Google Has Officially Killed Cache Links

25 years ago, the internet was kludged together with duct tape and a dream. Sometimes typing in a URL brought up a website. Sometimes things were just broken. Google, then just a bizarrely named startup, would soon offer a solution. The company added “cache” links to its search results, which brought up a previously saved version of web pages. Now the internet is mature, Google is among history’s most powerful conglomerates, and as of today, the cache link is officially kaput.

The change, first spotted by Search Engine Land, was just confirmed by Google’s Search Liaison Danny Sulivan, the company’s go-between for SEO (Search Engine Optimization) professionals.

“Yes, it’s been removed. I know, it’s sad. I’m sad too,” Sullivan tweeted Friday. “It’s one of our oldest features. But it was meant for helping people access pages when way back, you often couldn’t depend on a page loading. These days, things have greatly improved. So, it was decided to retire it.”

Nostalgia for a button that a lot of people probably haven’t heard of might seem absurd, but Google’s cache function was a foundational solution to one of the web’s earliest problems. As the web transformed into a more stable infrastructure, cache was mostly abandoned by regular consumers, but it was still a useful tool. SEO workers used it to watch changes made by competitors. Journalists and researchers checked caches to keep an eye on the historical record. Some savvy internet users knew cache was a way to get around paywalls, or as a poor man’s VPN to load websites that were blocked in particular regions.

But Google’s cache links have been doomed for a while. There used to be a cache button right next to blue links on Google.com, but the company moved the feature to the “About This Result,” menu where it languished in obscurity. As the Verge noted, a Google engineer tweeted that cache is “a basically unmaintained legacy feature” back in 2021. For now, you can still view Google’s cache by typing “cache:” before the URL, but that’s on its way out too.

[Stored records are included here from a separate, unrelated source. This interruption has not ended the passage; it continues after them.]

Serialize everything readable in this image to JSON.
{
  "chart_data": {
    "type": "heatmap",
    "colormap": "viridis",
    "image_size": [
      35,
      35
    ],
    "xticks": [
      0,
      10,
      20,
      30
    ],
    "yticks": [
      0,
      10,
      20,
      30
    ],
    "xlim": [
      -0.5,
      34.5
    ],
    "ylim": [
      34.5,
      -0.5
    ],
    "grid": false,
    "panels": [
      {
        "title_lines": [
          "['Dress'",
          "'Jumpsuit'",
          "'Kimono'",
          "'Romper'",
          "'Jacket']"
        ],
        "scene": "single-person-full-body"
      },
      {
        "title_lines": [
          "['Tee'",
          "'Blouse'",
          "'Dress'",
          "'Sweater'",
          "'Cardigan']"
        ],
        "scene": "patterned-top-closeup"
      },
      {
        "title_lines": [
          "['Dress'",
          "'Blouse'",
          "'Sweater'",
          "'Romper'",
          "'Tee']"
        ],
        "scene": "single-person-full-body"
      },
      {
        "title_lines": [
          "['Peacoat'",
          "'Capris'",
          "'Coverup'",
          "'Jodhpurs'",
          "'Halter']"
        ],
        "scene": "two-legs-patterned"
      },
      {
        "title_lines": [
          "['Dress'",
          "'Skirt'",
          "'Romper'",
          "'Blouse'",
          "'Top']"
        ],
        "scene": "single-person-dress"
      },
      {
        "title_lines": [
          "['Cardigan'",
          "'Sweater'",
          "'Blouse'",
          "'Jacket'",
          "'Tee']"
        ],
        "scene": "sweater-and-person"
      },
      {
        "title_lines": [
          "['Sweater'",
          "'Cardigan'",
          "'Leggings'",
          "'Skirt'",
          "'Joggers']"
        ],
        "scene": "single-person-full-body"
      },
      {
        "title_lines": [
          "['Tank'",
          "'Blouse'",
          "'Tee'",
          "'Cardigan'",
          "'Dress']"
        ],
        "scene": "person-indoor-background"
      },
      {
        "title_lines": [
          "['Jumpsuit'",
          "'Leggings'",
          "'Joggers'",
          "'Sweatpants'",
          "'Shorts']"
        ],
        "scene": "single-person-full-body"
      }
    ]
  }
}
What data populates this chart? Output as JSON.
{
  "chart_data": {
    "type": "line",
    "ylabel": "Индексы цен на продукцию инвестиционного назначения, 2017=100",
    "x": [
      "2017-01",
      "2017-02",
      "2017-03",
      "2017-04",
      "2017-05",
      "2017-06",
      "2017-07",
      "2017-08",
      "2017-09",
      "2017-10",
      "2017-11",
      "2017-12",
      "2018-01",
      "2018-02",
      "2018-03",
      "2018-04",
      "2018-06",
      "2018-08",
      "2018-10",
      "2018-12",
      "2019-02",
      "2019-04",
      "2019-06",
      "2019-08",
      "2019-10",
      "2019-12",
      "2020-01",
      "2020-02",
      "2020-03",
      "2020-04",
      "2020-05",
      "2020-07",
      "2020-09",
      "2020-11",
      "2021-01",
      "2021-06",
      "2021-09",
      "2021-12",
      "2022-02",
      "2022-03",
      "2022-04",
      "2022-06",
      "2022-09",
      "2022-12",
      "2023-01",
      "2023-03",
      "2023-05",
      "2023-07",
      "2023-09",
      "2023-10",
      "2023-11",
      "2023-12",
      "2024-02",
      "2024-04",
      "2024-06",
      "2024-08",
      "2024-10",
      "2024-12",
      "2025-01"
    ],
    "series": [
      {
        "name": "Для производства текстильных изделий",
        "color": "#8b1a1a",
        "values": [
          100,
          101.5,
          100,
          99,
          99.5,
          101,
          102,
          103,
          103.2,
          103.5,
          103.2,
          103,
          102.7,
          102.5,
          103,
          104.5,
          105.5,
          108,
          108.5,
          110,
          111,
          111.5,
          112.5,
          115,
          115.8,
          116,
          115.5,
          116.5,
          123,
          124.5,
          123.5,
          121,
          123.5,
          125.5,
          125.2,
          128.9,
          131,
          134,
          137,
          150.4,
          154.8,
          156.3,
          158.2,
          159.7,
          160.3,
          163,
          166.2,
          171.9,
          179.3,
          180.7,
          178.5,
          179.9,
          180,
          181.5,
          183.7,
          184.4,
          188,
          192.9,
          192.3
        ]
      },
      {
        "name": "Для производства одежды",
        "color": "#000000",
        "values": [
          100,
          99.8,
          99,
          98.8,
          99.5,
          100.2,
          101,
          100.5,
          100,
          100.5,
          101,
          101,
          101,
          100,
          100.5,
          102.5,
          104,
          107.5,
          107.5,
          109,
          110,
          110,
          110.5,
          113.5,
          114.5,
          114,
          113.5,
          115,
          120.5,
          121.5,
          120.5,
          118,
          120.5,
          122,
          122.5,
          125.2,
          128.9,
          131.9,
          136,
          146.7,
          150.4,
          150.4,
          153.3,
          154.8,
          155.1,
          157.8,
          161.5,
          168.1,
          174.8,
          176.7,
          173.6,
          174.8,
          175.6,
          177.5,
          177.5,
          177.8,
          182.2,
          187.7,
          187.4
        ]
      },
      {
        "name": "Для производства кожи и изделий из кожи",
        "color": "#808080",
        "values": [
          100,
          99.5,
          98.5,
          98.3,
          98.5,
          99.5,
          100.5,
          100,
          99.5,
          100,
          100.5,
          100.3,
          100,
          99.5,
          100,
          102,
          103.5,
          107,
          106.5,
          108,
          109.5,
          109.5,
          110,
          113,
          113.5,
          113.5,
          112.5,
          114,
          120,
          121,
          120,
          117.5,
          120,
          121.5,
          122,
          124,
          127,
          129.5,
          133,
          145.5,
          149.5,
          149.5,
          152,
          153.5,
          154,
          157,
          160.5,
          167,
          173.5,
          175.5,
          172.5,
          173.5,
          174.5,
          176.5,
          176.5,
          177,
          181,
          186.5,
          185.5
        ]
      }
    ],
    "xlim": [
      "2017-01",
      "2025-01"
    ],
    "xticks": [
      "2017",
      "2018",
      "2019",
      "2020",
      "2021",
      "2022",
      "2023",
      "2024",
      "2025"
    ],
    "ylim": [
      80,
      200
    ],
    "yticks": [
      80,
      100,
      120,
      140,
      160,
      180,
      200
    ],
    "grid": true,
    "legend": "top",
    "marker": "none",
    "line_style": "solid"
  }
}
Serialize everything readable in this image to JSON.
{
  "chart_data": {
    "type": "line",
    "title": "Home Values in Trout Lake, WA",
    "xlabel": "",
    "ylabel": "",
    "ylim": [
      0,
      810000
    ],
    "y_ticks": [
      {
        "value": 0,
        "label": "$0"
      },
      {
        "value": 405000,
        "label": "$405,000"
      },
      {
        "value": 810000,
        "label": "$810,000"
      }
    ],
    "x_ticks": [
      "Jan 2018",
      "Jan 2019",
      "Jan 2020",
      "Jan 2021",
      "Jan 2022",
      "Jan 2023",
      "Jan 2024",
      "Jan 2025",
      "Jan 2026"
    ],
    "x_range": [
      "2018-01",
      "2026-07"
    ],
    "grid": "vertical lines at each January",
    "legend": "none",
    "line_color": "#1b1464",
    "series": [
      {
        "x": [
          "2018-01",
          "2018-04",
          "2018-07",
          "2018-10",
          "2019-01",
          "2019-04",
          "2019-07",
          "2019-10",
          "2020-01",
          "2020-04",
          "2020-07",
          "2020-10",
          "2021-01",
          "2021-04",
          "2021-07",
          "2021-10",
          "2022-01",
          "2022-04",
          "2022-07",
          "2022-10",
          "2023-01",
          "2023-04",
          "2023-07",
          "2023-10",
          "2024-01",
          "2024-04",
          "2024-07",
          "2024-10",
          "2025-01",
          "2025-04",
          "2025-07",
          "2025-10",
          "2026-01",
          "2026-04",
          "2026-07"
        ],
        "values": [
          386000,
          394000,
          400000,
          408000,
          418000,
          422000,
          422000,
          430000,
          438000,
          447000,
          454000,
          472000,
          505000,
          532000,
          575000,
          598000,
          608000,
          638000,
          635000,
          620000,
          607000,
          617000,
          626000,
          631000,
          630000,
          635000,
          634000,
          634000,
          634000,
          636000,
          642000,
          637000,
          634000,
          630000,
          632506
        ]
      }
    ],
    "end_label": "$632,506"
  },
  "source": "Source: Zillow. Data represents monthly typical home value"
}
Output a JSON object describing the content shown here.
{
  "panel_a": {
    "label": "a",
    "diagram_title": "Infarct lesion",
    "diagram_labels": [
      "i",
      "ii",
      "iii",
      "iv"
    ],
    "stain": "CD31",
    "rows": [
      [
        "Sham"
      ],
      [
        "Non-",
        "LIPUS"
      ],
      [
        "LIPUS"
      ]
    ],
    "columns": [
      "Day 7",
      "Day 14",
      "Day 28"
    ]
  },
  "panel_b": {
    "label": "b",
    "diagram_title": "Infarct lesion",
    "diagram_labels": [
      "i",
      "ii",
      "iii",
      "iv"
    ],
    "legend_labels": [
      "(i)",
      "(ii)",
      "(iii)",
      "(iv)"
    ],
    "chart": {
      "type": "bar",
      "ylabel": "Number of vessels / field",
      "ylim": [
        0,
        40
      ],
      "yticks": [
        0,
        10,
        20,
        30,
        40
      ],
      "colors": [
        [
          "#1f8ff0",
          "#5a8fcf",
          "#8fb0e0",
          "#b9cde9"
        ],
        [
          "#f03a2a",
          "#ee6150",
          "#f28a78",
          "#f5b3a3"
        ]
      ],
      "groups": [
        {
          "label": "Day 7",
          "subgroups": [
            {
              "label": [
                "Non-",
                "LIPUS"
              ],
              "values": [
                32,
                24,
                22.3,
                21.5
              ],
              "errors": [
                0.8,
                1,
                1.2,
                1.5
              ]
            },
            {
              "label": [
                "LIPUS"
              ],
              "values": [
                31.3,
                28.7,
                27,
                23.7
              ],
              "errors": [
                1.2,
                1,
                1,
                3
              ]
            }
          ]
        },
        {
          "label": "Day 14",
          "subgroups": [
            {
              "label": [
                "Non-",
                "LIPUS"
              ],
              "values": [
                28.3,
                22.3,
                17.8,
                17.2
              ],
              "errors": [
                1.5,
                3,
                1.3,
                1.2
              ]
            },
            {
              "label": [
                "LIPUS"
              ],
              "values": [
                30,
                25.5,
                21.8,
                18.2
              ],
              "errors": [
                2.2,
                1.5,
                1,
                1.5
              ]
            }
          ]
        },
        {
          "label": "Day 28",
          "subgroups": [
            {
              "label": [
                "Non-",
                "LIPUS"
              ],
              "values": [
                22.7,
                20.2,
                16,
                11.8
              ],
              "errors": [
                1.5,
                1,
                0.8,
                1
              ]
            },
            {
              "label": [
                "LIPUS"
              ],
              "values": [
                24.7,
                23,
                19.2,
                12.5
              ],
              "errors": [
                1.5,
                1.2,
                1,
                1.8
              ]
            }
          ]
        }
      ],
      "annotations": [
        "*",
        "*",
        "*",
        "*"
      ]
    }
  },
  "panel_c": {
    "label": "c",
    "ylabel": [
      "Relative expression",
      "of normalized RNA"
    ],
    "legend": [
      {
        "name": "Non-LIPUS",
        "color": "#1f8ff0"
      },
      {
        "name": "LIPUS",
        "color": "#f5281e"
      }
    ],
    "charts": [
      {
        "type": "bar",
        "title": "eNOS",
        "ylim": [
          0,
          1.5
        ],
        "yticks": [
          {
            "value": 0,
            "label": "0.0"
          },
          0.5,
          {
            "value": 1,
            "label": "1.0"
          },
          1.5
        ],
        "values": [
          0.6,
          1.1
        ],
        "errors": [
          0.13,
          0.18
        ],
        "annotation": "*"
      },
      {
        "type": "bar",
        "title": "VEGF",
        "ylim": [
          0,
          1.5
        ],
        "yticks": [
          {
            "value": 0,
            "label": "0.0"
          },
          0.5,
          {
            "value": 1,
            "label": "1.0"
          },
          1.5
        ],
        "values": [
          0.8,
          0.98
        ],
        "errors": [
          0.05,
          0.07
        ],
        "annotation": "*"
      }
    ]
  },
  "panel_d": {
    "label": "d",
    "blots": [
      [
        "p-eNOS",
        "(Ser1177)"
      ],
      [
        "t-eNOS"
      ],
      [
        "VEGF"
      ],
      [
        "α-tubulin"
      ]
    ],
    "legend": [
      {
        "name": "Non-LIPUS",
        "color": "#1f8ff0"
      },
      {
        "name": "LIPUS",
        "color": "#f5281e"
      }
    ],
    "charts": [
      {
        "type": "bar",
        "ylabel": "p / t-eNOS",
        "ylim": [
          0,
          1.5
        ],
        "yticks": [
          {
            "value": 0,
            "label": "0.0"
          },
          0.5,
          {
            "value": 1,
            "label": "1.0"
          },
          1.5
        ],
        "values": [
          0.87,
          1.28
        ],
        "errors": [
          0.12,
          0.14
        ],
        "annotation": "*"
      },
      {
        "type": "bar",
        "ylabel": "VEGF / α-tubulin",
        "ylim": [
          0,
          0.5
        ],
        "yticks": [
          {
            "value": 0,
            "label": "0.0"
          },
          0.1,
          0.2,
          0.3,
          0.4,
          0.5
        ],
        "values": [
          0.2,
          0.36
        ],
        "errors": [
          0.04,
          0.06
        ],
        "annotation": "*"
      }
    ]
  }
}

There’s another solution, but it’s on shaky ground. The Internet Archive’s Wayback Machine preserves historic copies of websites as a public service, but the organization is in a constant battle to stay solvent. Google’s Sullivan floated the idea of a partnership with the Internet Archive, though that’s nothing close to an official plan.

“Personally, I hope that maybe we’ll add links to @internetarchive from where we had the cache link before, within About This Result. It’s such an amazing resource,” Sullivan tweeted. “No promises. We have to talk to them, see how it all might go — involves people well beyond me.”